As a couple, Mitchell says, they’d always been interested in supporting the fight for social justice. When they faced the occasional backlash for being an interracial couple — he was white, she is Black — Foster always stood up for them. “Garrett was always online, actively debating with people,” she says. “He was always fighting for me and fighting for this relationship. We just kept living our lives and not really caring about what other people are saying.”

The murder of George Floyd in 2020 spurred them to join the protest movement that sprang up nationwide against police brutality. “He was always gonna go out there,” she says. “I can’t think of a time that we wouldn’t have done that. Seeing this go on for years, me and Garrett had had multiple conversations about it. We decided to go out and be out there and voice our concerns.”

The protests of that summer were scary. Mitchell recalls police shooting protesters with bean bags and rubber bullets and throwing tear gas canisters into the crowd. “There was so much going on, like people getting hit with batons and being maced in the face, being thrown to the ground; it definitely wasn’t safe,” she says. “That’s why Garrett was carrying.”

Since the trial began, Mitchell says she’s seen an uptick in hateful messages directed at herself and Foster, whom she says she still hasn’t had time to properly grieve. “I’ve gotten some really disgusting messages from people,” she says, including people suggesting Foster deserved what happened to him. “After it all happened, it was just awful, and now, with all this happening, it’s starting up again.”

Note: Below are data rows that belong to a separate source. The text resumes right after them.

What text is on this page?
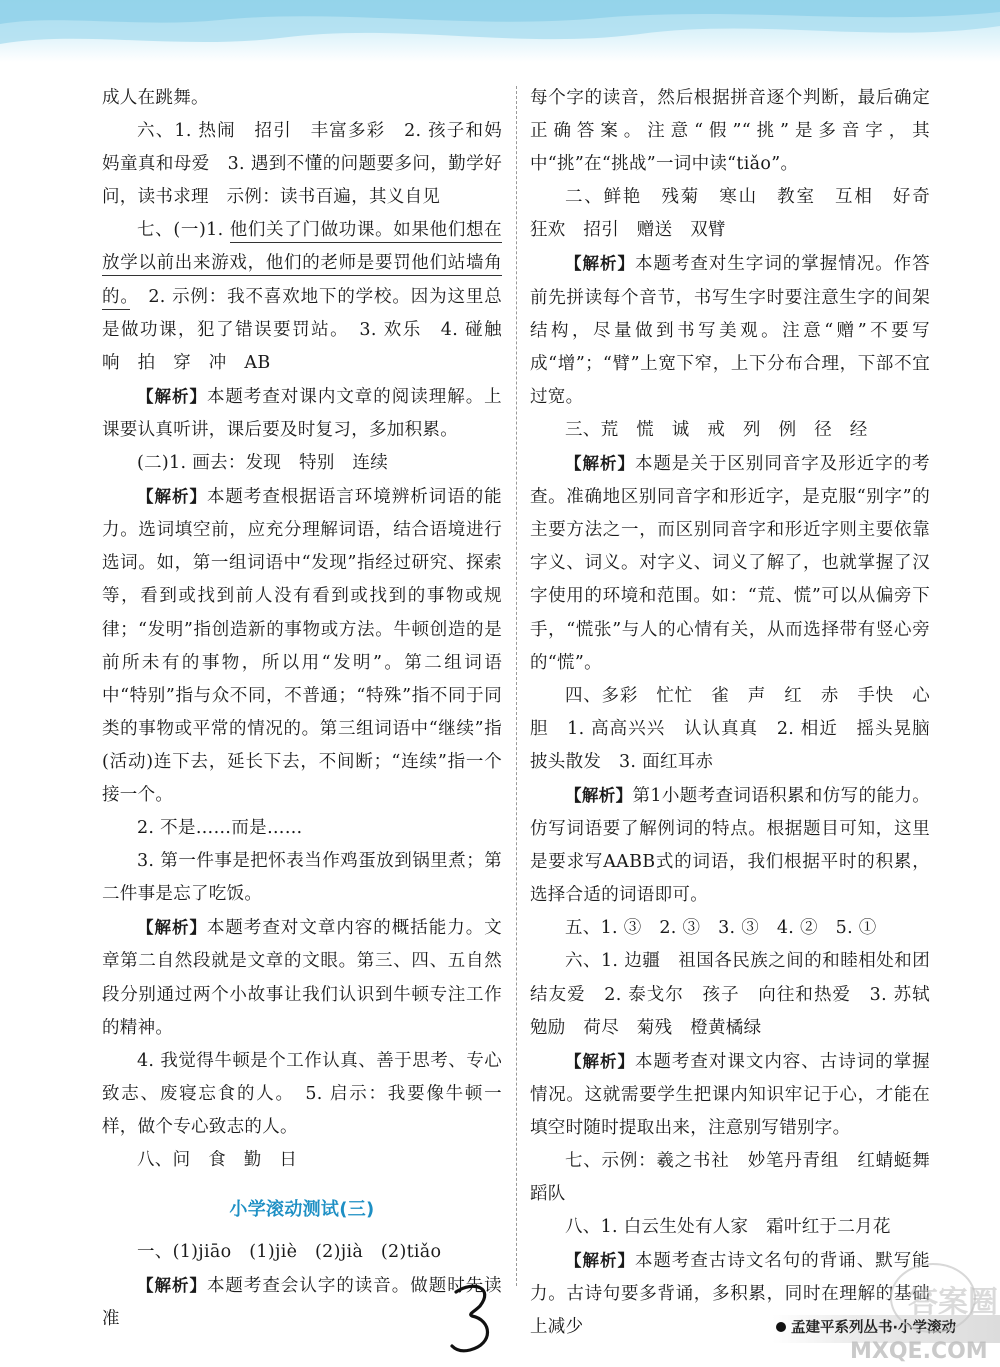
成人在跳舞。

六、1. 热闹　招引　丰富多彩　2. 孩子和妈妈童真和母爱　3. 遇到不懂的问题要多问，勤学好问，读书求理　示例：读书百遍，其义自见

七、(一)1. 他们关了门做功课。如果他们想在放学以前出来游戏，他们的老师是要罚他们站墙角的。　2. 示例：我不喜欢地下的学校。因为这里总是做功课，犯了错误要罚站。　3. 欢乐　4. 碰触　响　拍　穿　冲　AB

【解析】本题考查对课内文章的阅读理解。上课要认真听讲，课后要及时复习，多加积累。

(二)1. 画去：发现　特别　连续

【解析】本题考查根据语言环境辨析词语的能力。选词填空前，应充分理解词语，结合语境进行选词。如，第一组词语中“发现”指经过研究、探索等，看到或找到前人没有看到或找到的事物或规律；“发明”指创造新的事物或方法。牛顿创造的是前所未有的事物，所以用“发明”。第二组词语中“特别”指与众不同，不普通；“特殊”指不同于同类的事物或平常的情况的。第三组词语中“继续”指(活动)连下去，延长下去，不间断；“连续”指一个接一个。

2. 不是……而是……

3. 第一件事是把怀表当作鸡蛋放到锅里煮；第二件事是忘了吃饭。

【解析】本题考查对文章内容的概括能力。文章第二自然段就是文章的文眼。第三、四、五自然段分别通过两个小故事让我们认识到牛顿专注工作的精神。

4. 我觉得牛顿是个工作认真、善于思考、专心致志、废寝忘食的人。　5. 启示：我要像牛顿一样，做个专心致志的人。

八、问　食　勤　日

小学滚动测试(三)

一、(1)jiāo　(1)jiè　(2)jià　(2)tiǎo

【解析】本题考查会认字的读音。做题时先读准

每个字的读音，然后根据拼音逐个判断，最后确定正确答案。注意“假”“挑”是多音字，其中“挑”在“挑战”一词中读“tiǎo”。

二、鲜艳　残菊　寒山　教室　互相　好奇　狂欢　招引　赠送　双臂

【解析】本题考查对生字词的掌握情况。作答前先拼读每个音节，书写生字时要注意生字的间架结构，尽量做到书写美观。注意“赠”不要写成“增”；“臂”上宽下窄，上下分布合理，下部不宜过宽。

三、荒　慌　诚　戒　列　例　径　经

【解析】本题是关于区别同音字及形近字的考查。准确地区别同音字和形近字，是克服“别字”的主要方法之一，而区别同音字和形近字则主要依靠字义、词义。对字义、词义了解了，也就掌握了汉字使用的环境和范围。如：“荒、慌”可以从偏旁下手，“慌张”与人的心情有关，从而选择带有竖心旁的“慌”。

四、多彩　忙忙　雀　声　红　赤　手快　心胆　1. 高高兴兴　认认真真　2. 相近　摇头晃脑　披头散发　3. 面红耳赤

【解析】第1小题考查词语积累和仿写的能力。仿写词语要了解例词的特点。根据题目可知，这里是要求写AABB式的词语，我们根据平时的积累，选择合适的词语即可。

五、1. ③　2. ③　3. ③　4. ②　5. ①

六、1. 边疆　祖国各民族之间的和睦相处和团结友爱　2. 泰戈尔　孩子　向往和热爱　3. 苏轼　勉励　荷尽　菊残　橙黄橘绿

【解析】本题考查对课文内容、古诗词的掌握情况。这就需要学生把课内知识牢记于心，才能在填空时随时提取出来，注意别写错别字。

七、示例：羲之书社　妙笔丹青组　红蜻蜓舞蹈队

八、1. 白云生处有人家　霜叶红于二月花

【解析】本题考查古诗文名句的背诵、默写能力。古诗句要多背诵，多积累，同时在理解的基础上减少	孟建平系列丛书·小学滚动
答案圈
MXQE.COM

She wants people to remember Foster for his humanity — his love of fantasy role-playing games like Warhammer and RuneScape, and his devotion to her and their pets: a snake named Lil Rick, and Beetlejuice, who is a hefty lizard known as a tegu. “Garrett was a reptile dad through and through,” she says. “I just think people forget that people are deeply impacted by this. And Garrett was an amazing person who did not deserve this. And he had the right to open carry. I just don’t understand.”